'''> seg.df.cut$email <- factor (ifelse(seg.df$email < median (seg.df$email), 1, 2))
'''
Warning message:
In mean.default(sort(x, partial = half 0L:1L)[half 0L:1L]) :
argument is not numeric or logical: returning NA
all of the other variables I'm converting are working just fine, moving further
along if I ignore this and try poLCA, I receive this follow up message
'''> seg.f<-with(seg.df.cut,cbind(age,credit.score,email,distance.to.store,online.visits,online.trans,online.spend,store.trans,store.spend)~1)
'''
'''> seg.LCA4<-poLCA(seg.f,data=seg.df.cut,nclass=4)
'''
Error in runif(R * K.j[j]) : invalid arguments
In addition: Warning messages:
1: In FUN(newX[, i], ...) :
no non-missing arguments to max; returning -Inf
2: In FUN(newX[, i], ...) :
no non-missing arguments to max; returning -Inf
3: In FUN(newX[, i], ...) :
no non-missing arguments to max; returning -Inf
4: In FUN(newX[, i], ...) :
no non-missing arguments to max; returning -Inf
5: In FUN(newX[, i], ...) :
no non-missing arguments to max; returning -Inf
6: In FUN(newX[, i], ...) :
no non-missing arguments to max; returning -Inf
7: In FUN(newX[, i], ...) :
no non-missing arguments to max; returning -Inf
8: In FUN(newX[, i], ...) :
no non-missing arguments to max; returning -Inf
9: In FUN(newX[, i], ...) :
no non-missing arguments to max; returning -Inf
10: In cbind(1, exb) :
number of rows of result is not a multiple of vector length (arg 1)

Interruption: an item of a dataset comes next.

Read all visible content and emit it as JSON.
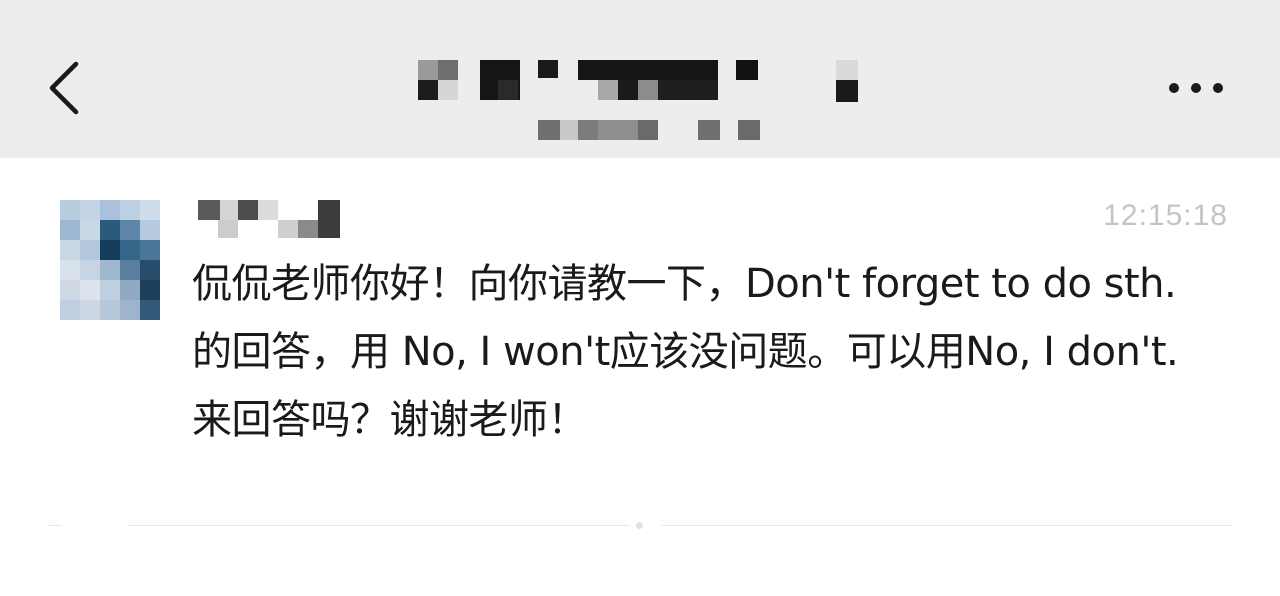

my dataset looks like this
''' >str(seg.df)
'''
'data.frame': 1000 obs. of 9 variables:
$ age : num 22.9 28 35.9 30.5 38.7 ...
$ credit.score : num 631 749 733 830 734 ...
$ email : chr "yes" "yes" "yes" "yes" ...
$ distance.to.store: num 2.58 48.18 1.29 5.25 25.04 ...
$ online.visits : int 20 121 39 1 35 1 1 48 0 14 ...
$ online.trans : int 3 39 14 0 11 1 1 13 0 6 ...
$ online.spend : num 58.4 756.9 250.3 0 204.7 ...
$ store.trans : int 4 0 0 2 0 0 2 4 0 3 ...
$ store.spend : num 140.3 0 0 95.9 0 ...
CodePudding user response:
You are trying to take a median of character data, it simply doesn't make sense - that's not an R problem, it's a logic problem. But R can help... Maybe convert to numeric values using ifelse()
but be what values occur in seg.df$email
- if its only yes and no, this will work
median(ifelse(seg.df$email=="yes", 1, 0), na.rm=TRUE)
Otherwise, nested ifelse may be useful
median(ifelse(seg.df$email=="yes", 1,
ifelse(seg.df$email=="no", 0, NA)),
na.rm=TRUE)